Article 8 - Sub-Committees

  1. The Committee shall have the power to establish Sub-committees, which shall include an Affiliated Groups Sub Committee.
  2. Any Sub-Committee members shall be required to be a member of the ASB.
  3. Sub-committees shall be established for a term of one year, renewable indefinitely according to the needs of the ASB. The need for each Sub-committee shall be reviewed annually by the Committee following each AGM.
    Affiliated Groups
  4. The members of the Affiliated Groups Sub-Committee shall be nominated by the Affiliated Groups, one representative being appointed by each affiliated group. There shall be no specific term of office for these appointments. Affiliated groups may appoint a new representative or send a substitute representative at their discretion.
  5. The Affiliated Groups Sub-committee shall appoint its own Chair and Vice-Chair from among the Subcommittee members. These appointments shall require to be ratified by the Committee.
    All other Sub-Committees
  6. The Committee shall appoint a Chair from among the Committee members to each Sub-committee after each AGM when the Sub-committee are reviewed.
  7. The Chair of these Sub-Committees shall have the power to co-opt individuals with specialist and other skills to their Sub-committee.
    All Sub-Committees
  8. Each Sub-Committee shall meet as required to consider operational matters of policy and administration as delegated by the Committee.
  9. All meetings of each Sub-committee shall be minuted and the minutes retained for a minimum period of three years and available for inspection by any member of the Committee.
  10. The quorum for the Sub-committee shall be 40% of those eligible to attend.
  11. The Chair of the Sub-committee shall have a casting vote in all matters dealt with by the Sub-committee. If the Chair is not in attendance at an officially called meeting of the Sub-committee, a simple majority of the members shall elect one those attending to preside at the meeting, with the exception of the Affiliated Groups Sub-Committee, where the Vice-Chair shall preside.
  12. The venue for meetings of the Sub-committee shall be decided by the Sub-committee.
  13. A meeting of a Sub-committee may be called by the Chair, the Vice-Chair where appointed, or by a majority of members of the Sub-committee.
  14. The Sub-committee shall act by majority vote when a quorum is present except as otherwise herein provided or by law.
  15. Any action required or permitted to be taken at any meeting of the Sub-committee may be taken without a meeting if all of the members of the Sub-committee then in office consent to the action in writing (including email) and the written consents are filed with the records of the meetings of the Sub -committee.

Article 9 - Indemnity

All members of the Committee shall be entitled to be indemnified by ASB against any personal liability they may incur to third parties while acting in their capacity as a member of the Committee provided that they have acted in good faith and have not exceeded their authority.

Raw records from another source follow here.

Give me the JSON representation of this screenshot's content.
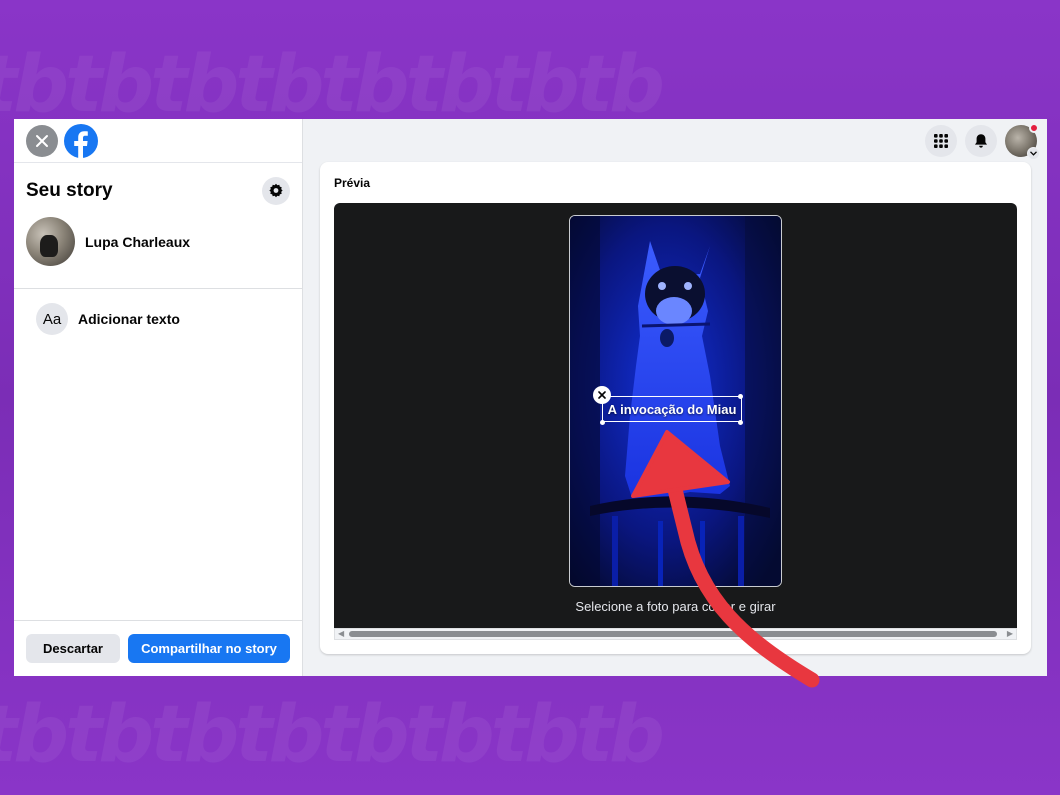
{
  "sidebar": {
    "title": "Seu story",
    "user_name": "Lupa Charleaux",
    "add_text_icon": "Aa",
    "add_text_label": "Adicionar texto",
    "discard_label": "Descartar",
    "share_label": "Compartilhar no story"
  },
  "preview": {
    "label": "Prévia",
    "story_text": "A invocação do Miau",
    "hint": "Selecione a foto para cortar e girar"
  },
  "colors": {
    "brand": "#1877f2",
    "annotation_arrow": "#e8373f",
    "background": "#7a2fb8"
  },
  "icons": [
    "close-icon",
    "facebook-logo-icon",
    "gear-icon",
    "menu-grid-icon",
    "bell-icon",
    "chevron-down-icon",
    "remove-text-icon"
  ],
  "watermark": "tbtbtbtbtbtbtbtb"
}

Article 10 - Annual General Meeting / Emergency Meeting

The Annual General Meeting of the ASB shall be held annually (date will be confirmed by the committee).

  1. Twenty-eight days’ notice of the Annual General Meeting shall be given to members in writing in advance of the meeting.
  2. Agenda items shall require to be submitted to the President and Secretary 21 days in advance of the relevant meeting and will be available to members at least 14 days in advance of the Annual General Meeting.
  3. Each member shall be eligible to vote. A member may nominate a proxy in writing to the Secretary up to 24 hours before the Annual General Meeting. This proxy may:
    1. specify their vote on each matter presented to the AGM, or
    2. nominate a person to vote according to the wishes of the member, or
    3. nominate the person chairing the AGM to vote on the member’s behalf as they see fit
  4. In order to convene an Emergency Meeting of the ASB, 14 days prior written notice of such meeting shall require to be given. This may be by the President and Secretary jointly or to the President and Se cretary by 25% of the members or 50 members whichever is the fewer. Voting rights shall be as for the Annual General Meeting.

Article 11 – Conduct of Members

Any conduct which, in the opinion of the Committee, is detrimental to the interests of the entire Association of Scottish Businesswomen - including its Affiliates, Corporate and Direct Members - shall render a member liable to immediate termination of their Membership by the Committee. Such conduct shall include, but not be limited to set up in competition; unprofessional behaviour; behave in a negative detrimental manner; not demonstrating the values of the Association.

The member will be notified in writing of the grounds for any proposed termination. Said member shall be given fair opportunity to reply by either making explanation at a meeting of the Committee, or of resigning.

A Resolution to expel a member shall be carried by a simple majority vote by those members of the Committee present and voting on the Resolution. The decision of the committe e shall be final.

Article 12 - Winding Up

A resolution to wind up or to dissolve the ASB must be approved and carried by the majority of the membership, either personally at an Annual General Meeting or Emergency Meeting relating thereto or by written prox y, or to another member in attendance at that meeting or by returning their own decision of voting in writing and signed to the President at least 2 clear weekdays, excluding Saturday, Sunday, and public holidays, prior to the said meeting.

If on the winding up or dissolution of the ASB, there remains after settling all debts and liabilities any property whatsoever, these shall not be paid to or distributed amongst the members. The property shall be given to some other institution having objects similar to those of the ASB, as determined by the members by Resolution passed at an Annual General Meeting or Emergency Meeting relating thereto, at or before the time of dissolution. If this cannot be done, the property will be given to some charitable object, as determined by the members by Resolution passed at Annual General Meeting or Emergency Meeting relating thereto, at or before the time of dissolution.

Article 13 - Amendment

This Constitution may be amended at any time at either the Annual General Meeting or any Emergency Meeting convened for the purpose of considering the proposed amendment. Any proposed alteration or amendment of the Constitution shall require to be proposed by the Committee, or by 25% of the members or 50 members whichever is the fewer. Any proposed amendments shall only be deemed to be carried if no less than 75% of those present or represented by proxy at the AGM or Emergency Meeting convened for the purpose of considering the amendment support the motion.

Article 14 – Adoption and revision

This Constitution was adopted at the AGM 8th February 2020.